VernacularTitle:基于喹喔啉为母核的PI3K抑制剂的合成及抗肿瘤活性研究
Author: Tao HUANG ¹ ; Hui-fang LAI ² ; Rong-kun LIN ² ; Jin LIN ² ; Zhu-lai LI ² ; Xiu-zhi XU ²
Author Information

1. Fujian Provincial Children's Hospital (Fujian Provincial Maternity and Children's Hospital), Fuzhou 350001, China; Fujian Key Laboratory of Drug Target Discovery and Structural and Functional Research, College of Pharmacy, Fujian Medical University, Fuzhou 350122, China
2. Fujian Key Laboratory of Drug Target Discovery and Structural and Functional Research, College of Pharmacy, Fujian Medical University, Fuzhou 350122, China
Publication Type:Research Article
Keywords: quinoxaline derivative; anti-tumour; PI3K inhibitor
From: Acta Pharmaceutica Sinica 2020;55(1):96-105
CountryChina
Language:Chinese
Abstract: Based on the structure of inhibitors XL765 and WR23, the quinoxaline scaffold was selected as an attractive structure for drug design.
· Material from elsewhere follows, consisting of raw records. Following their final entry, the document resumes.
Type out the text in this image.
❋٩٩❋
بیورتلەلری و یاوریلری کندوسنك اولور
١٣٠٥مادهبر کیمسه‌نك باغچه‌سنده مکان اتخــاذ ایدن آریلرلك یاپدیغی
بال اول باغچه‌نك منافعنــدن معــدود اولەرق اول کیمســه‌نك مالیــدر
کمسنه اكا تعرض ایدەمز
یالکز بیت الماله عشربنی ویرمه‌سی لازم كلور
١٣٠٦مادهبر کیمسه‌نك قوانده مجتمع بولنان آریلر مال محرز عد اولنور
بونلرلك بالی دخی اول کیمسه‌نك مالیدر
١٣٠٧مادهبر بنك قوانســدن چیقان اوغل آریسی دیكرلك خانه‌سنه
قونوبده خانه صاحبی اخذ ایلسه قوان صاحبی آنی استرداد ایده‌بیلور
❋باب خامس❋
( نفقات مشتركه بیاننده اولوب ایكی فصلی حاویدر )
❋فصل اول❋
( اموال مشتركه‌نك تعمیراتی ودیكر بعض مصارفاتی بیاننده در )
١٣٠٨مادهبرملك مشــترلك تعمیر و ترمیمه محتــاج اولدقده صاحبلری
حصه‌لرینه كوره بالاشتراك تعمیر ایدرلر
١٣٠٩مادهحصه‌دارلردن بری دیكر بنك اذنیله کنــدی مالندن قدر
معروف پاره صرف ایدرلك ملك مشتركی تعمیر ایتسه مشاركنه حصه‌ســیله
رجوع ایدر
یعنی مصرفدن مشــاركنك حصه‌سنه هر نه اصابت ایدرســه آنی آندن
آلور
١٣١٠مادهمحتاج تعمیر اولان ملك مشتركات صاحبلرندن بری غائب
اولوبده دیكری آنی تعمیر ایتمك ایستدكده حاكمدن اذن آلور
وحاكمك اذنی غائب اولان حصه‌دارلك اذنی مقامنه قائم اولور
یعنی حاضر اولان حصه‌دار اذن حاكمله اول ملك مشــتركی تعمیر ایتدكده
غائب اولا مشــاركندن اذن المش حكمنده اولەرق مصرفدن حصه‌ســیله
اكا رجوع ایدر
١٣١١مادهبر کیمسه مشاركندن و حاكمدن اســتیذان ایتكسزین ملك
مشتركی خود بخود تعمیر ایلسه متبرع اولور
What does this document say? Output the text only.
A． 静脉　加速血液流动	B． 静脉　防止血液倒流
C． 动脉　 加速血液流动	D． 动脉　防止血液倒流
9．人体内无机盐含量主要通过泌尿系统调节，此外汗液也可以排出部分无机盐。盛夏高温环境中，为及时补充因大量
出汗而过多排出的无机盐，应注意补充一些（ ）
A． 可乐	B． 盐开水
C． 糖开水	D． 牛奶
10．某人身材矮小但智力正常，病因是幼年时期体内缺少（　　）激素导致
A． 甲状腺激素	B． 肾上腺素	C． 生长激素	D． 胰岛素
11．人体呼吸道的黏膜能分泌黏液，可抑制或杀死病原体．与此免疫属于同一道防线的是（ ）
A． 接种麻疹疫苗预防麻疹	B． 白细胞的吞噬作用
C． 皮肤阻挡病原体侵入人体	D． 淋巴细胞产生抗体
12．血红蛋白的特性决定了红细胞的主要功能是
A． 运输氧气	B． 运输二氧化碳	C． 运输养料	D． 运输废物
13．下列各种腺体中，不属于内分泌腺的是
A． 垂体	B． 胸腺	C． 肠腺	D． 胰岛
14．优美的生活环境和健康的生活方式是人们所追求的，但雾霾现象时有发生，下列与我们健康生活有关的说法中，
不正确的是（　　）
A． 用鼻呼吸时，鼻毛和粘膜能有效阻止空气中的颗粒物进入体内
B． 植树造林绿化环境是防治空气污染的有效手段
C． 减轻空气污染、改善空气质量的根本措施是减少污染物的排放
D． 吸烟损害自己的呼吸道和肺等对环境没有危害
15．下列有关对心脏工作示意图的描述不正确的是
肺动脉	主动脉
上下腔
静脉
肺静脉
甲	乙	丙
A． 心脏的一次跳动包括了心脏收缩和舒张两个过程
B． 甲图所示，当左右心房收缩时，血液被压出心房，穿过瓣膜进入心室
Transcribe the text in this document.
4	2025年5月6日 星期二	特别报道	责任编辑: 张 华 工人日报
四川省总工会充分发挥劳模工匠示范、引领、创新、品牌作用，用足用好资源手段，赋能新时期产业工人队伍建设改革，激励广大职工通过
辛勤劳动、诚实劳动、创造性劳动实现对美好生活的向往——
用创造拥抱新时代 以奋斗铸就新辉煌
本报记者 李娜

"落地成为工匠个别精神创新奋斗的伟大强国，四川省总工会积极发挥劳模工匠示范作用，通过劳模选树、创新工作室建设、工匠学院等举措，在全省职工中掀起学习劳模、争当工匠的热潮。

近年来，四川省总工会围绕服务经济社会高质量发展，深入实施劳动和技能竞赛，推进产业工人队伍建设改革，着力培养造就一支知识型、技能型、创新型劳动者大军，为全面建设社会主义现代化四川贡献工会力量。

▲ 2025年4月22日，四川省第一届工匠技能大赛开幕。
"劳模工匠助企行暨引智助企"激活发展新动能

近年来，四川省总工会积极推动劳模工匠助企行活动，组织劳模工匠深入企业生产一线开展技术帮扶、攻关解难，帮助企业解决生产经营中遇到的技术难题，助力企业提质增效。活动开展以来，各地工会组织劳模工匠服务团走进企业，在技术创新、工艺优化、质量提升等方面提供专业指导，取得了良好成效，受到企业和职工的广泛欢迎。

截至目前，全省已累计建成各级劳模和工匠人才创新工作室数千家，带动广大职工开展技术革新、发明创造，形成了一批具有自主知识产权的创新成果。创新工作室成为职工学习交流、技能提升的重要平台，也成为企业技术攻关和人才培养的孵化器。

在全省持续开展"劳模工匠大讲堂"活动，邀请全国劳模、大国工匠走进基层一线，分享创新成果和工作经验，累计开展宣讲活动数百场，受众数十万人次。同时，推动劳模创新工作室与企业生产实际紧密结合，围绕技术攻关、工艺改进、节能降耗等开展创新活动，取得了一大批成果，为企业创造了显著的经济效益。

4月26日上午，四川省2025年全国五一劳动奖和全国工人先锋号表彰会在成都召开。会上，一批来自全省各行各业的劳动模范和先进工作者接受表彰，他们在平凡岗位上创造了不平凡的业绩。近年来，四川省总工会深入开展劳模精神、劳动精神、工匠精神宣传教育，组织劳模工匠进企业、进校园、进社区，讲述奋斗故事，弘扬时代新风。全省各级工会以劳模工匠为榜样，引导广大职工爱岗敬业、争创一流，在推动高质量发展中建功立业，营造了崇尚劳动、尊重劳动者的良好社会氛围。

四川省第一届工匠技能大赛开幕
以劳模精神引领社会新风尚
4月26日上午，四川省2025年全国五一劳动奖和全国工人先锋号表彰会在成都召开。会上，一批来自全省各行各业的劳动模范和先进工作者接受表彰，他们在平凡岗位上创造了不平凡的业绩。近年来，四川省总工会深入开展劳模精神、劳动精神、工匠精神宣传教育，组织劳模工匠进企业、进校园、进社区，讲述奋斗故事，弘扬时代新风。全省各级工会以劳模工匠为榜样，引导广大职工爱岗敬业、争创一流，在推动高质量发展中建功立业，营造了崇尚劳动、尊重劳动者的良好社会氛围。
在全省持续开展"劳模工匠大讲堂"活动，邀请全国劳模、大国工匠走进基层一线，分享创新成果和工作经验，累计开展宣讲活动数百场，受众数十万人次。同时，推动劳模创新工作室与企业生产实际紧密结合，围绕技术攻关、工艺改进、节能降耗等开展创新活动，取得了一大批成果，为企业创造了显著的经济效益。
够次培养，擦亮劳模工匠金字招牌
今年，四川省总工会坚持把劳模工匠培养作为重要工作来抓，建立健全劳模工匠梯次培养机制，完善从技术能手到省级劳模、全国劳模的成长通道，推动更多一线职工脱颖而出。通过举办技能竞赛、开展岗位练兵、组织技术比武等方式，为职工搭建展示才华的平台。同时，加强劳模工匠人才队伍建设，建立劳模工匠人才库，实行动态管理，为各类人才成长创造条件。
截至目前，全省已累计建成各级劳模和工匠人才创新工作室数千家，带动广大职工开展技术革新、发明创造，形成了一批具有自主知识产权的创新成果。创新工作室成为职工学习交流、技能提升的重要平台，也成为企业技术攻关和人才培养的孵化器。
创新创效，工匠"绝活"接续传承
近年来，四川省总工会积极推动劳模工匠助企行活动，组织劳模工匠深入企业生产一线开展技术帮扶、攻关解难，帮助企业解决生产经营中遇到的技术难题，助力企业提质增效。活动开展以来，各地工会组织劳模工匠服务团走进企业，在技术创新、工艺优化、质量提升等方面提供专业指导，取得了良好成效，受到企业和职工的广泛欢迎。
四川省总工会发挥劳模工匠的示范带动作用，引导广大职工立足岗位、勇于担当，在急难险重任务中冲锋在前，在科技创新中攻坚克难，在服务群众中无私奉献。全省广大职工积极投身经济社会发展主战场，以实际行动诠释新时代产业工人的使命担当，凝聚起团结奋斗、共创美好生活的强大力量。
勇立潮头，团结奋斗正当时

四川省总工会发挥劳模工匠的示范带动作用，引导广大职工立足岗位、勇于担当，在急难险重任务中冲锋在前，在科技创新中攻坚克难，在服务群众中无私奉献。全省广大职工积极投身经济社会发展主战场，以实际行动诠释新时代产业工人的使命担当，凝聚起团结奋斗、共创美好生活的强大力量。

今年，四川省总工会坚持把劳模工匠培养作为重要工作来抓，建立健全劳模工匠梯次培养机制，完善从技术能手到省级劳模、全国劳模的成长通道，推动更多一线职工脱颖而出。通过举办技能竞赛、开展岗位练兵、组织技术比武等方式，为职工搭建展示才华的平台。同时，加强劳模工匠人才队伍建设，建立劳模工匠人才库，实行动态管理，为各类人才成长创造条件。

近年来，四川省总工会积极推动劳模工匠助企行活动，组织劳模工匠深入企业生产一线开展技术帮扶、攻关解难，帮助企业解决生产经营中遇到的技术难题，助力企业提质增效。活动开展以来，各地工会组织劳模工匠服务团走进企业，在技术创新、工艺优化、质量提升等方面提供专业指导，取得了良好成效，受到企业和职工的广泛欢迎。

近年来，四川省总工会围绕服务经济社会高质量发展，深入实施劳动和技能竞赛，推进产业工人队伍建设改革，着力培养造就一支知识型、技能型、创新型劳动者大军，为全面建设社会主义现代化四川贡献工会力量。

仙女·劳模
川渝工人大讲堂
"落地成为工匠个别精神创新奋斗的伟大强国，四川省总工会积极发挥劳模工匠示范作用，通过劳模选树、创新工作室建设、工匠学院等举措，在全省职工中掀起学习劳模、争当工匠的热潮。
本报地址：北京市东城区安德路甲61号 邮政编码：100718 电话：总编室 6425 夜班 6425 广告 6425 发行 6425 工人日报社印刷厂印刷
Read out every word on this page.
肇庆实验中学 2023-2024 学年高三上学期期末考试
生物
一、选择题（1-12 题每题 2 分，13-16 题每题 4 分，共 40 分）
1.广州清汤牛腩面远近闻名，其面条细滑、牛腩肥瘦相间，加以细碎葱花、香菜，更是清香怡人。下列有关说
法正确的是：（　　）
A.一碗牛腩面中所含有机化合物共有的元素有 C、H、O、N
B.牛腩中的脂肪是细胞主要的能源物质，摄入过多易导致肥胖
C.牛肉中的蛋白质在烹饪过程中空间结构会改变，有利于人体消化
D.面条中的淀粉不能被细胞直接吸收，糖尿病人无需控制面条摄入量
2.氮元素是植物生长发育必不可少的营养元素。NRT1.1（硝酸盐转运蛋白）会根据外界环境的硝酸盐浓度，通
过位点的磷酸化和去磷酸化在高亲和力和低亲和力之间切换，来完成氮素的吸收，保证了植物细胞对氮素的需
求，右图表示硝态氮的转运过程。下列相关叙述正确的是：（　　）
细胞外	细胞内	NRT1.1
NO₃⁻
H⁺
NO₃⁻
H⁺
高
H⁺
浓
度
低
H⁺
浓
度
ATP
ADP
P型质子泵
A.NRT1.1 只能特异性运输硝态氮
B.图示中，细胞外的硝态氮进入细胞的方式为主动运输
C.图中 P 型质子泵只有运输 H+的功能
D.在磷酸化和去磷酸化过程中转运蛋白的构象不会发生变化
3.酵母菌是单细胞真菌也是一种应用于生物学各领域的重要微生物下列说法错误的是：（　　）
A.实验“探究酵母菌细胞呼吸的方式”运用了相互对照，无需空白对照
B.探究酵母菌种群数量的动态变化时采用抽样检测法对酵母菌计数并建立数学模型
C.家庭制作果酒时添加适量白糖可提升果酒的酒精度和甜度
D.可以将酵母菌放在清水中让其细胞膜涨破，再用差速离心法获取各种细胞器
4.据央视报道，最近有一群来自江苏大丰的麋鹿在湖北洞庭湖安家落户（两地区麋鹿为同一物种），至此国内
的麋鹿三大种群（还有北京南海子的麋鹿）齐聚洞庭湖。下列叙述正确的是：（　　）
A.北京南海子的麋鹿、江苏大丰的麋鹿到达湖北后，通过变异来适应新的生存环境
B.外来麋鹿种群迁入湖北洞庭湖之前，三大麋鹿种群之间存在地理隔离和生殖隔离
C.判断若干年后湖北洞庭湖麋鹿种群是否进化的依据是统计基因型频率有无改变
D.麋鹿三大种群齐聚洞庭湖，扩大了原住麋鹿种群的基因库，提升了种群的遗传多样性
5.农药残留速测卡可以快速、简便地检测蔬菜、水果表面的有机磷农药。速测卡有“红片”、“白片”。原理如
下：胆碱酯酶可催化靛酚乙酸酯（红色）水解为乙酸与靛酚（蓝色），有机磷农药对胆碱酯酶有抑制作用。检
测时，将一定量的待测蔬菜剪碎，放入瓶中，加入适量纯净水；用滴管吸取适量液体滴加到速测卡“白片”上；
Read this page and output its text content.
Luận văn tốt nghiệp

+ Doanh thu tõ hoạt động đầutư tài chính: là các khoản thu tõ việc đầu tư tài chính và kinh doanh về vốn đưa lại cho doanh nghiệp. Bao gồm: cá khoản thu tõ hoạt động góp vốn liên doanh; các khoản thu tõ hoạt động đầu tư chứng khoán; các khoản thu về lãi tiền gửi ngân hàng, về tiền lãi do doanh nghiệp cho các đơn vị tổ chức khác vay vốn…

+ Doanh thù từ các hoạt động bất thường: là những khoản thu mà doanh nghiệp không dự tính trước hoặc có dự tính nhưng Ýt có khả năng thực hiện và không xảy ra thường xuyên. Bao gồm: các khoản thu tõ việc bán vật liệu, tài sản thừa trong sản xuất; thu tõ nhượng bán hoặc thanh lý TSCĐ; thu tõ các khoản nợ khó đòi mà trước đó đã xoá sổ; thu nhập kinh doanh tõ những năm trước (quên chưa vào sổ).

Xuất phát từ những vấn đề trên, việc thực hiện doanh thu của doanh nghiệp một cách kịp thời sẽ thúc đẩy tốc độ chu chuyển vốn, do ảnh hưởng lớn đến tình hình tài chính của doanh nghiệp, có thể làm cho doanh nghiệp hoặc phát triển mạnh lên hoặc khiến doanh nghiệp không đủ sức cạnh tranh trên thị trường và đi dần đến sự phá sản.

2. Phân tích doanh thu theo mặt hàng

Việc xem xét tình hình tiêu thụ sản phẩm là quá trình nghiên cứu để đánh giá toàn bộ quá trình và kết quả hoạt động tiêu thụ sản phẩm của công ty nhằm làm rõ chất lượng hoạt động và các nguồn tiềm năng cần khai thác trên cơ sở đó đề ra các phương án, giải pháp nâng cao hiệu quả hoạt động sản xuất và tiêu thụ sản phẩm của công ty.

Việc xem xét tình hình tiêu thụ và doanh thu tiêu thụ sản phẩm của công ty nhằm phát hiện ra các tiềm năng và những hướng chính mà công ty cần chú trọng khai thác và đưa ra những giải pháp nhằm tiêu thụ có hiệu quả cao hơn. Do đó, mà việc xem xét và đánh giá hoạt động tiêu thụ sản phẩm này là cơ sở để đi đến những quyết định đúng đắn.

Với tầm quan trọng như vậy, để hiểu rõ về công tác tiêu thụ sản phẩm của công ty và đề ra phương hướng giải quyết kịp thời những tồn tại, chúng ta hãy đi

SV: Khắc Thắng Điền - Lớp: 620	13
In this protocol, the 2-position of quinoxaline was modified with a substituted phenoxy fragment. Meanwhile, the linking chain at the 3-position was changed to a sulfonyl hydrazine or was removed. A series of substituent groups were added at the 6-position of the quinoxaline scaffold. Twenty-two quinoline derivatives were designed and synthesized, and their structures were confirmed by ¹H NMR, ¹³C NMR, and ESI-MS. All compounds were screened for anti-tumor activity in vitro in A549, MCF-7, HCT-116 and HepG2 cancer cells. The results showed that P6b was effective, P6e and P6f had better activity against HCT116 (IC₅₀ = 3.24, 4.78 and 4.50 μmol·L^-1), and P6d had strong inhibitory effect on MCF-7 (IC₅₀ = 0.228 7 μmol·L^-1).